Die Sprecherin des Flüchtlingsrates Sachsen-Anhalt, Stefanie Mürbe, kritisierte die Abschiebung. Beide Männer aus Sachsen-Anhalt hätten sich sehr um Integration bemüht; einem sei sogar schon ein Arbeitsvertrag angeboten worden, sagte sie. Der 26-jährige A. lebte seit 2015 in Deutschland und verfügte laut Flüchtlingsrat bereits über sehr gute Deutschkenntnisse. In Afghanistan habe er als Polizist gearbeitet und sei bei seiner Rückkehr besonders von Verfolgung bedroht. Der zweite Mann, der ebenfalls in Genthin lebte, hat nach Angaben des Flüchtlingsrates gerade ein Praktikum in einem Krankenhaus absolviert.

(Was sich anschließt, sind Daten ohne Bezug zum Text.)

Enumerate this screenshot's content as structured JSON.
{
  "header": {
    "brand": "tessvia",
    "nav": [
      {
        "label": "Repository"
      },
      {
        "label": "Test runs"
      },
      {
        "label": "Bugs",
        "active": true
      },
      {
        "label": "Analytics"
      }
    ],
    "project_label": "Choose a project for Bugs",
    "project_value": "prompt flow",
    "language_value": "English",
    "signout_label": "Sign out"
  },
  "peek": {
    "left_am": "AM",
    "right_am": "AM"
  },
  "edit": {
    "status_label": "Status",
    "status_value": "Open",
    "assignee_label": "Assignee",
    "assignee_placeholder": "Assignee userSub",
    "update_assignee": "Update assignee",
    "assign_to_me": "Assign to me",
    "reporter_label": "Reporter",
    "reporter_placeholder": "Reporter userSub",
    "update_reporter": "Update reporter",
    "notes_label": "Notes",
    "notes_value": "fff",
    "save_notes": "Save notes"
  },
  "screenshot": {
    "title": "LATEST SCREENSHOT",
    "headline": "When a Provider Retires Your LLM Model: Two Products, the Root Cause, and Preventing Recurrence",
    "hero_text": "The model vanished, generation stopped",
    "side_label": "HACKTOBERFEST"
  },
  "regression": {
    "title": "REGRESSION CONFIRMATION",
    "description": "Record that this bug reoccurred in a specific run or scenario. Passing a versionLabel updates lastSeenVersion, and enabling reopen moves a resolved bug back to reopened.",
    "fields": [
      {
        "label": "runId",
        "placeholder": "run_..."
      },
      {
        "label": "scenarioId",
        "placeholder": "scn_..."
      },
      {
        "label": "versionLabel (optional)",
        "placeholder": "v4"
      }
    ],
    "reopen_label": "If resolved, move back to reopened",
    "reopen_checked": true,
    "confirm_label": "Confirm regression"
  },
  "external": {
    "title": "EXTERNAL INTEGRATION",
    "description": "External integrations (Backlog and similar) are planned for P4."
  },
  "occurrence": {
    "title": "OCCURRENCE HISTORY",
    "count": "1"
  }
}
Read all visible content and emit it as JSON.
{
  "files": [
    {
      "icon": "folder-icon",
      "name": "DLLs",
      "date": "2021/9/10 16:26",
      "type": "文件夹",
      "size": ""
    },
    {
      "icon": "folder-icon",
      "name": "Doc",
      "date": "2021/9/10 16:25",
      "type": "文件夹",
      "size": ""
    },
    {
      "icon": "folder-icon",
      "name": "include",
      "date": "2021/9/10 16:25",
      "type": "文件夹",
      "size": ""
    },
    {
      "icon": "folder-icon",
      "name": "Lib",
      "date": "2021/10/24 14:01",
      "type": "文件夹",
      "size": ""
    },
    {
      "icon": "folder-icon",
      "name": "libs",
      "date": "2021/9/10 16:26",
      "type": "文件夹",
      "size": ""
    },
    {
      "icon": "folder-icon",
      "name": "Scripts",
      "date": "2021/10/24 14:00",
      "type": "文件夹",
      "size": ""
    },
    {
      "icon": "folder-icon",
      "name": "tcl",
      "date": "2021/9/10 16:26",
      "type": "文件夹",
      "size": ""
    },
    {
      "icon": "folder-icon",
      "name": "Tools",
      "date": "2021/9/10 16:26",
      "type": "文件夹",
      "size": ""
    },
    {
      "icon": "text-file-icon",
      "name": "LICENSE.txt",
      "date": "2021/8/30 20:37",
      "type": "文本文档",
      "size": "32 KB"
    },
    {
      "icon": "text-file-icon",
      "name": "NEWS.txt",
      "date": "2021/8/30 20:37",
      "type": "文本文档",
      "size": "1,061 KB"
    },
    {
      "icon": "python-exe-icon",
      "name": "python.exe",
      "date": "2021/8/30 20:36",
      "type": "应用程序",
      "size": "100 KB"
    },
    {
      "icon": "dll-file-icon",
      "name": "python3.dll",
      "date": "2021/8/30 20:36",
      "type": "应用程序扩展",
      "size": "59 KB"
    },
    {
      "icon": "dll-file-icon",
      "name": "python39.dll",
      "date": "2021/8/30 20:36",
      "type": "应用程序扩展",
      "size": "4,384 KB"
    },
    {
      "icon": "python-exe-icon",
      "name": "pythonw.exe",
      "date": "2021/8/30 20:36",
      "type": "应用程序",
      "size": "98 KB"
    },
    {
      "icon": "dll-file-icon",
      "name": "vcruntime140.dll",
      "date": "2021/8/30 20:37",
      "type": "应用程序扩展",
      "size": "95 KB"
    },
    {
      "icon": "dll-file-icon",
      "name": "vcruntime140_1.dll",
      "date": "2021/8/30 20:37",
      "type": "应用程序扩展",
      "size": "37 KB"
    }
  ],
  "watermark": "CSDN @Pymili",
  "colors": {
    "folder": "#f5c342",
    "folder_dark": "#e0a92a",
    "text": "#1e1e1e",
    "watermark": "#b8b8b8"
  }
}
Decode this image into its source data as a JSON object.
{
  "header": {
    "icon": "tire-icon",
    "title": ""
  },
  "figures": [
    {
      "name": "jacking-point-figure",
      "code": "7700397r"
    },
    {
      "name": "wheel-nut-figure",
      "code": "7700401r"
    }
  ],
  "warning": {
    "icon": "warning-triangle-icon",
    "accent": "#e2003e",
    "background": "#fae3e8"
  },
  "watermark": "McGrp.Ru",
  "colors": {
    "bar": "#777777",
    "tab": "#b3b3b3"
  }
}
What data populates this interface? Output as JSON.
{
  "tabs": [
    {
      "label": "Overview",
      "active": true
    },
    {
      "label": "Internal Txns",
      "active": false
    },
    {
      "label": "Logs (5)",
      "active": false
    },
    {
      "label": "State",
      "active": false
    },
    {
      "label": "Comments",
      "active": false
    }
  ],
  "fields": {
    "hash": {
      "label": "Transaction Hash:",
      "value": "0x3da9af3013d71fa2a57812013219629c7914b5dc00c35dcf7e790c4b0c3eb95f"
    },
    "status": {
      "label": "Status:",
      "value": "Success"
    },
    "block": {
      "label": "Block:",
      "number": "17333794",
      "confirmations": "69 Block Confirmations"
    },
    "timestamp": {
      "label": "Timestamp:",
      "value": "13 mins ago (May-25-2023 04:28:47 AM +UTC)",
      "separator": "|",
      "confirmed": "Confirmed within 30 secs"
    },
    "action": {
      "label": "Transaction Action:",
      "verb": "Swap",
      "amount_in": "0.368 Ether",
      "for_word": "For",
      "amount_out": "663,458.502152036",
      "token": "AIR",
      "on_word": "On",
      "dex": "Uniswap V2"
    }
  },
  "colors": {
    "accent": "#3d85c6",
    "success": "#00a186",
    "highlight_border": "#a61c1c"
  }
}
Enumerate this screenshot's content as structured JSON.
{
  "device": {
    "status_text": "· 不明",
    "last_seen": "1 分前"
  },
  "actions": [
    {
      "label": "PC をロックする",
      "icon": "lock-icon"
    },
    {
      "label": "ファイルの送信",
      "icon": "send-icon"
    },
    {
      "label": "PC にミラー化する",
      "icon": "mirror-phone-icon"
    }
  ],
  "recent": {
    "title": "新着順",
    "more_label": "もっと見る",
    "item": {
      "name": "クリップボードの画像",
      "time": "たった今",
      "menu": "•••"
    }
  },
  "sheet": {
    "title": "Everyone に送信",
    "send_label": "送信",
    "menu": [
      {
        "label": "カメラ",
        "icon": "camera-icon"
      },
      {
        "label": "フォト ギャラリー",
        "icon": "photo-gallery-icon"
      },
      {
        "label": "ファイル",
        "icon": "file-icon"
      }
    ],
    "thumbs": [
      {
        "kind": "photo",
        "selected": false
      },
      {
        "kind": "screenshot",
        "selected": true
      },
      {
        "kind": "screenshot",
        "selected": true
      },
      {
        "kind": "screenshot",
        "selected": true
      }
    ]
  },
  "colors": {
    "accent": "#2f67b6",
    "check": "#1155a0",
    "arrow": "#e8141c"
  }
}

Seit Tagen streitet sich Bundesinnenminister de Maizière (CDU) mit einigen Landesregierungen über Abschiebungen nach Afghanistan. Der Politiker betonte mehrfach, es gebe sichere Regionen in Afghanistan. De Maizière hatte im vorigen Oktober ein Rückführungsabkommen mit dem Land am Hindukusch unterzeichnet, das Sammelabschiebungen dorthin ermöglicht. Daraufhin hatte es im Dezember eine erste Abschiebung mit 34, im Januar eine zweite mit 25 Personen und nun mit 18 Personen gegeben.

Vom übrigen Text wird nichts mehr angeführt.